An Inspiring Teacher

Check out this great article and video about Rob Stephenson, Michigan Teacher of the Year and a nominee for National Teacher of the Year.  http://bit.ly/d5sYiP

Ruling Classes

Every classroom has its own feel and its own patterns. In some rooms they are not overtly stated; in most classrooms, however, they are the result of specific efforts by teachers to make students aware of “the way we do things here.”

As I visit classrooms, it appears that most teachers plan and enact various activities to establish rules, procedures or norms of behavior.  I have noticed three general approaches, though surely there are others. I am going to give each a name, merely to simplify discussion: announcing rules, eliciting rules from students , and exploring rules.

What are the strengths or implications of each approach?

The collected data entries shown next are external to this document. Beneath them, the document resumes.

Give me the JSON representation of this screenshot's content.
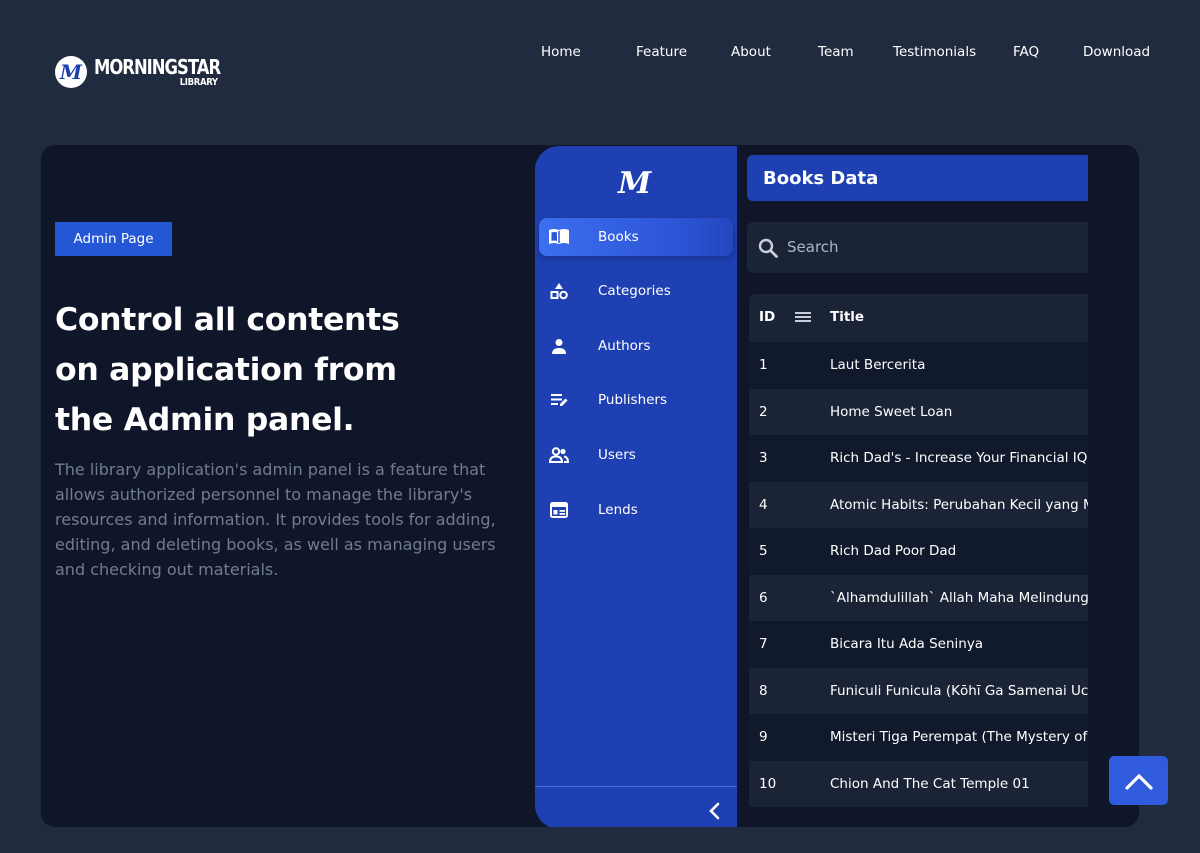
{
  "brand": {
    "badge_letter": "M",
    "name": "MORNINGSTAR",
    "sub": "LIBRARY"
  },
  "nav": [
    {
      "label": "Home"
    },
    {
      "label": "Feature"
    },
    {
      "label": "About"
    },
    {
      "label": "Team"
    },
    {
      "label": "Testimonials"
    },
    {
      "label": "FAQ"
    },
    {
      "label": "Download"
    }
  ],
  "hero": {
    "badge": "Admin Page",
    "headline_lines": [
      "Control all contents",
      "on application from",
      "the Admin panel."
    ],
    "description": "The library application's admin panel is a feature that allows authorized personnel to manage the library's resources and information. It provides tools for adding, editing, and deleting books, as well as managing users and checking out materials."
  },
  "admin": {
    "sidebar_logo": "M",
    "sidebar_items": [
      {
        "label": "Books",
        "icon": "book-open-icon",
        "active": true
      },
      {
        "label": "Categories",
        "icon": "shapes-icon",
        "active": false
      },
      {
        "label": "Authors",
        "icon": "person-icon",
        "active": false
      },
      {
        "label": "Publishers",
        "icon": "edit-list-icon",
        "active": false
      },
      {
        "label": "Users",
        "icon": "users-icon",
        "active": false
      },
      {
        "label": "Lends",
        "icon": "table-icon",
        "active": false
      }
    ],
    "collapse_icon": "chevron-left-icon",
    "title": "Books Data",
    "search_placeholder": "Search",
    "columns": [
      "ID",
      "Title"
    ],
    "rows": [
      {
        "id": "1",
        "title": "Laut Bercerita"
      },
      {
        "id": "2",
        "title": "Home Sweet Loan"
      },
      {
        "id": "3",
        "title": "Rich Dad's - Increase Your Financial IQ"
      },
      {
        "id": "4",
        "title": "Atomic Habits: Perubahan Kecil yang M"
      },
      {
        "id": "5",
        "title": "Rich Dad Poor Dad"
      },
      {
        "id": "6",
        "title": "`Alhamdulillah` Allah Maha Melindungik"
      },
      {
        "id": "7",
        "title": "Bicara Itu Ada Seninya"
      },
      {
        "id": "8",
        "title": "Funiculi Funicula (Kōhī Ga Samenai Uch"
      },
      {
        "id": "9",
        "title": "Misteri Tiga Perempat (The Mystery of T"
      },
      {
        "id": "10",
        "title": "Chion And The Cat Temple 01"
      }
    ]
  },
  "scroll_top_icon": "chevron-up-icon",
  "colors": {
    "page_bg": "#202b3f",
    "card_bg": "#0f1629",
    "accent": "#2457d6",
    "sidebar": "#1f40b2"
  }
}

Announcing rules – On the positive side, this method is fast and appears efficient. The teacher chooses rules, communicates them and tells students to follow them.  Consequences are also announced and, presumably, doled out fairly.  With this approach, the teacher is the final, perhaps the only enforcer.

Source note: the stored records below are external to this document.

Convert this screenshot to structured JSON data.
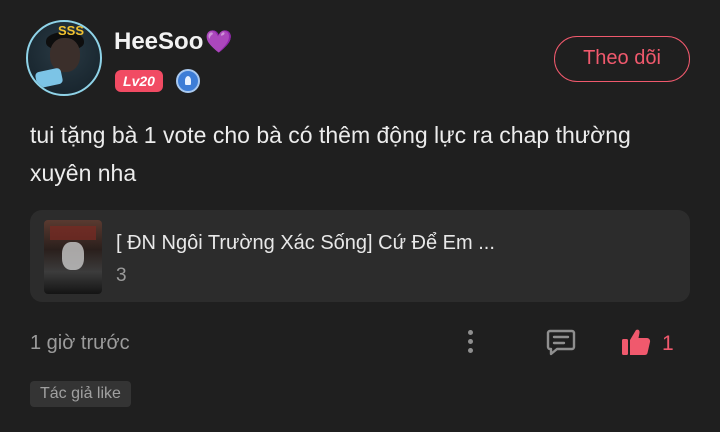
{
  "user": {
    "name": "HeeSoo",
    "name_emoji": "💜",
    "level": "Lv20",
    "avatar_sticker": "SSS",
    "medal_icon": "medal-icon"
  },
  "follow_button": {
    "label": "Theo dõi"
  },
  "comment": {
    "text": "tui tặng bà 1 vote cho bà có thêm động lực ra chap thường xuyên nha"
  },
  "story": {
    "title": "[ ĐN Ngôi Trường Xác Sống] Cứ Để Em ...",
    "chapter": "3"
  },
  "footer": {
    "timestamp": "1 giờ trước",
    "like_count": "1",
    "icons": [
      "more-vertical-icon",
      "reply-icon",
      "like-icon"
    ]
  },
  "tag": {
    "label": "Tác giả like"
  },
  "colors": {
    "background": "#1f1f1f",
    "accent": "#f0596d",
    "level_badge": "#f14b63",
    "card": "#2c2c2c"
  }
}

The challenge is that enforcement can be time consuming and may leave students passive or quietly resistant.  Perhaps the greatest difficulty lies in definitions.  If the rule is “Pay attention,” what does paying attention look like? Does that mean eyes on teacher, or can a student doodle if they cause no trouble? If teacher and students have different ideas of what compliance looks like, disagreements result. I would like to have a method for collecting all the classroom time spent accusing and defending; it would lengthen the school year dramatically.

Eliciting rules – In my experience, this approach usually starts with a one-time discussion held during the first week of school.  Teachers have the students themselves offer suggested rules which are then listed on paper and posted on the wall permanently.    The idea is that student ownership increases if they participate in establishing norms of behavior.

A difficulty is that students’ suggestions are unpredictable. They may offer too few, too many or rules that are too specific or too general. A second problem is that secondary teachers have five separate sets of rules to administer. Since this is too confusing, the rules may devolve into mere suggestions that are rarely referred to.

Exploring rules – This is a layered process beginning with a discussion or brainstorming session to develop a list of possible behaviors or rules and the implications of each. After the exploration, the main ideas can be summarized or even boiled down to one central idea. Teachers may ask students to list what behaviors by themselves or others have contributed to their learning or hindered their success.

Then students are asked to look carefully at each suggestion, to offer examples, exceptions and reactions. At the end, specific rules can be distilled, or a general statement or philosophy can be developed, similar to a mission statement.  This takes some time, but has the advantage of having students consider the reason for rules and how they contribute to the general good. It also insures that students have, at least once, thought about the reasons for and applications of rules in specific situations and that all share an understanding of what each rule looks like in practice.

In his book Teach Like Your Hair Is On Fire, Rafe Esquith described using an approach similar to exploring rules. He taught his fifth graders the stages of moral development and challenged them to put them in to action, leading to an occasion in which a student helped someoneand specifically did not identify herself, feeling it was better to do right even if no one ever knew. Rafe only deduced her actions by the fact that she alone did not make eye contact when a reward was offered, and no one stepped up to claim it.  I believe that this level of personal accountability is what we all hope for in the end—students who do what is right simply because it is right. Exploring rules, I feel, is the best way to achieve this.